This is an interesting idea. Has anyone done this before? I'm waiting for a puppy and am worried about puppy kindergarten classes too.


----------



## lily cd re (Jul 23, 2012)

MonicaLin said:


> This is an interesting idea. Has anyone done this before? I'm waiting for a puppy and am worried about puppy kindergarten classes too.



What aspect of puppy class worries you? Immunization protection or how the class is run? If you are worried about how the class is run I would suggest observing a session or two with a trainer or at a location you would consider going with your puppy to get a feel for the way it works. If it is about immunizations then you have to trust your gut, although there is evidence that it is safe to take puppies to class before they are fully immunized.

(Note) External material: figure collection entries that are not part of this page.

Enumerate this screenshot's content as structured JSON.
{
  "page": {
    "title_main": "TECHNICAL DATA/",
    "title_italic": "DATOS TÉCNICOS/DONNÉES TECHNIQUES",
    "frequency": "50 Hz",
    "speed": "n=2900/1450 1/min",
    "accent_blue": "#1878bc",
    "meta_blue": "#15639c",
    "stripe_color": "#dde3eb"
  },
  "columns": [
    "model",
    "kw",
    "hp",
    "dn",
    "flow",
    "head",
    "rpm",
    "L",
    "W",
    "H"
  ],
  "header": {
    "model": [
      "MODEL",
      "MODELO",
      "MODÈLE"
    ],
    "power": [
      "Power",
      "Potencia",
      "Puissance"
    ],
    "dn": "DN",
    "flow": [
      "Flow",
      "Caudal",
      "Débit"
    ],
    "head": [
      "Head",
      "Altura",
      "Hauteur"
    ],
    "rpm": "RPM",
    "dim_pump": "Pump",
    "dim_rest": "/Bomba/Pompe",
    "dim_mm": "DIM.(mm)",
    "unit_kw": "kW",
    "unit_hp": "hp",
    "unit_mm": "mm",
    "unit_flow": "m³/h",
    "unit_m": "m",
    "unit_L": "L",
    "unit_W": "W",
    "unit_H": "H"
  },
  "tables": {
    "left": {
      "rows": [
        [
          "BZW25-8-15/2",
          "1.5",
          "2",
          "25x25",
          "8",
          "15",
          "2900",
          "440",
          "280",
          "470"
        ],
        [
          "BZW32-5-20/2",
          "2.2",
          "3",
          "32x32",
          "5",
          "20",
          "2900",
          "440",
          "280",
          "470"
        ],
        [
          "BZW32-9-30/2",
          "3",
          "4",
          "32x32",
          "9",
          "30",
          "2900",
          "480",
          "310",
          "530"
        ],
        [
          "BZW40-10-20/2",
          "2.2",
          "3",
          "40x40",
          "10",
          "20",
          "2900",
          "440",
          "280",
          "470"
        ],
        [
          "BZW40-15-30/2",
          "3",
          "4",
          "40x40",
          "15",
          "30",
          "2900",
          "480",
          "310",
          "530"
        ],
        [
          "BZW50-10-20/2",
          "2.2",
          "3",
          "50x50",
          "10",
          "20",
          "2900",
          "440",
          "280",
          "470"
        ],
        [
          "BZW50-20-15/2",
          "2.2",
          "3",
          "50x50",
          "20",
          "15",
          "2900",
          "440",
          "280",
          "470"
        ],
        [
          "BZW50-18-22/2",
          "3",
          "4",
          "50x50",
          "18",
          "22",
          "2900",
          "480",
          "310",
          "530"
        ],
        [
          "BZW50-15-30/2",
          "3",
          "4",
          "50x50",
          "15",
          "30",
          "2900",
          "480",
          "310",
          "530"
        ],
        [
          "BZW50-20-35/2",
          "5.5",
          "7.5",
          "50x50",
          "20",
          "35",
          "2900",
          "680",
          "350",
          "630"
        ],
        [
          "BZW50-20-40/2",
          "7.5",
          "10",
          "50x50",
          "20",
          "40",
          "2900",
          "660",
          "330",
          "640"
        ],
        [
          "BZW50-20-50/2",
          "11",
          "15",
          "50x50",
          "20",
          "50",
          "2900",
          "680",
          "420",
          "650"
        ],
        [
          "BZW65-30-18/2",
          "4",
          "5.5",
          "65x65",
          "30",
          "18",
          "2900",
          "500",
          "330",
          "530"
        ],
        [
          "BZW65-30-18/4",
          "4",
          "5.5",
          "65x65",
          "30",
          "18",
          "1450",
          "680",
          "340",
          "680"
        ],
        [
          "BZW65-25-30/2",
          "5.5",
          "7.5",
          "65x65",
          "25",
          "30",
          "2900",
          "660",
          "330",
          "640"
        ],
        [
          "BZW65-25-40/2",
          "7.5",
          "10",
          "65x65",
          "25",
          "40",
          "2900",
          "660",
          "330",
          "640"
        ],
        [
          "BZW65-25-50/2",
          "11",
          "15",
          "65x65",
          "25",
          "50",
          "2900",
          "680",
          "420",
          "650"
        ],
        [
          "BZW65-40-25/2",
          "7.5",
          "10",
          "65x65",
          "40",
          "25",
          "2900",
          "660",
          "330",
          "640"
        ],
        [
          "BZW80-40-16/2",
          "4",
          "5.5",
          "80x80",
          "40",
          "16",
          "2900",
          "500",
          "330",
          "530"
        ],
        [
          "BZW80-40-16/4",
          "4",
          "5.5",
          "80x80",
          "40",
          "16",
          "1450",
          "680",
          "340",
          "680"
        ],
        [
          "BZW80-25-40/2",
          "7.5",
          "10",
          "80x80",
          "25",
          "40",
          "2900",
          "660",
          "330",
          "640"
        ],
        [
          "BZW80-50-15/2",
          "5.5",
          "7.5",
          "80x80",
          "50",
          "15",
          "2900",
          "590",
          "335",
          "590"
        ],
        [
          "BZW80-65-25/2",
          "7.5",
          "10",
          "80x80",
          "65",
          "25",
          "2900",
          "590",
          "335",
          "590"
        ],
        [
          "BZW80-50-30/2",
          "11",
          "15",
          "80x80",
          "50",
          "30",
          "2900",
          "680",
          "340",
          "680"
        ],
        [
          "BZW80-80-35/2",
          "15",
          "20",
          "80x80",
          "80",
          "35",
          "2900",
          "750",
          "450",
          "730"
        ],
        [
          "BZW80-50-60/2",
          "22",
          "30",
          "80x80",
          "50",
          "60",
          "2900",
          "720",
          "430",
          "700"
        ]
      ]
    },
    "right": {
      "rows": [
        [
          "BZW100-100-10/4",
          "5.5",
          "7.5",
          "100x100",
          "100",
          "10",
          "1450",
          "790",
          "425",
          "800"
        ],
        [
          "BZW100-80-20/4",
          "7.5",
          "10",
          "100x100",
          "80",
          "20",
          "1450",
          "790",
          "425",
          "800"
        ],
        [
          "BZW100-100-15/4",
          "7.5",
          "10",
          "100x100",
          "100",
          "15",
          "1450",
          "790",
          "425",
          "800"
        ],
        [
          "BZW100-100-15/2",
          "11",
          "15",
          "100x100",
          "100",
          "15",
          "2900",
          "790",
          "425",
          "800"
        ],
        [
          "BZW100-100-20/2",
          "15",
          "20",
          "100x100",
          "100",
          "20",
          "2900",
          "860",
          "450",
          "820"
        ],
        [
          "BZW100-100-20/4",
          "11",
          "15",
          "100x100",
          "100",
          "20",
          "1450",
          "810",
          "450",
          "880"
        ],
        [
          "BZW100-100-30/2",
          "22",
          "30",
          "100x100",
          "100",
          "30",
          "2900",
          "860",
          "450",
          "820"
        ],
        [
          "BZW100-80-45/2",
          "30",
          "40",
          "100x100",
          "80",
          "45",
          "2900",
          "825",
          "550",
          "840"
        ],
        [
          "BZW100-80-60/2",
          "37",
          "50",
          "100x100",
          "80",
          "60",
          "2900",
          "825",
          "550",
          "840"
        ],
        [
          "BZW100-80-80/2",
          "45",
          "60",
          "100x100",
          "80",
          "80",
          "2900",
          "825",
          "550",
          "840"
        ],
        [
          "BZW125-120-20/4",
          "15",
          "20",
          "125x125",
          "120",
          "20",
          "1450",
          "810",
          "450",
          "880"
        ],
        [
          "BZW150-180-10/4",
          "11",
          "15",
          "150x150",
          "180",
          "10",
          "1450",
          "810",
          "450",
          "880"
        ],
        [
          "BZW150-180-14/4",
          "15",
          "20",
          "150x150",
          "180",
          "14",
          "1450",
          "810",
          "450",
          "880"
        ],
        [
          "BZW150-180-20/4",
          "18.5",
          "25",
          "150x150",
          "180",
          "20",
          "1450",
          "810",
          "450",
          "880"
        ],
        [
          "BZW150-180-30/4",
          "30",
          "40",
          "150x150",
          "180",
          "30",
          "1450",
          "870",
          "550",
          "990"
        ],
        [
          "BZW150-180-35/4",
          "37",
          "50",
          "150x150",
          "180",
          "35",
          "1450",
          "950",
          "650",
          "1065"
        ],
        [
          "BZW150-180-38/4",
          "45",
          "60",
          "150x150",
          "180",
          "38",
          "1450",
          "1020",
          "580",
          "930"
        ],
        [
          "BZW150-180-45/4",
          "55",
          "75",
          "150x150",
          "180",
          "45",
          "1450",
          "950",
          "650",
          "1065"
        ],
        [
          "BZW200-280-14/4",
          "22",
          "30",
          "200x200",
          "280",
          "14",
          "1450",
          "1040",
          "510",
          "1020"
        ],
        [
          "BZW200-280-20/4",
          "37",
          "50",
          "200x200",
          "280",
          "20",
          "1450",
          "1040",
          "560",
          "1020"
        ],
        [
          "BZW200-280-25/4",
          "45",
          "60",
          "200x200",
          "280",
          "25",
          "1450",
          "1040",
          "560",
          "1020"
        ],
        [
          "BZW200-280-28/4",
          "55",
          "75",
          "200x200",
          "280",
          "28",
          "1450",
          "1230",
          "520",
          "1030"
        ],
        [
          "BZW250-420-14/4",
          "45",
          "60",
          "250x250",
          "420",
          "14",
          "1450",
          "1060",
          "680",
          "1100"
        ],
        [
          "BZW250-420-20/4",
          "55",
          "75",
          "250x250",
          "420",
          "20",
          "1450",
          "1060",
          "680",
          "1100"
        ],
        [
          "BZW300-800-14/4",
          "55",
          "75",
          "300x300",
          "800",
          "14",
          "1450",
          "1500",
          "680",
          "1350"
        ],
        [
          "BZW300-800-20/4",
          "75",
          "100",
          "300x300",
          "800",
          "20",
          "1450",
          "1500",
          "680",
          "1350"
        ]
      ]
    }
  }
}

A good puppy class should focus mostly on socialization opportunities with lots of play time off leash. This shouldn't be a free for all, but well supervised by the instructor who will take bullies out of the mix when they do things they shouldn't to give the more reserved puppies a chance to enjoy each other. The bullies should also learn that they got their "time out" for being too rough by watching everybody else play while they have to sit out. Puppy classes should also expose puppies to lots of different kinds of people and objects like people in hats, with crutches, men with beards, walking on different kinds of surfaces, walking on unstable surfaces, etc.


----------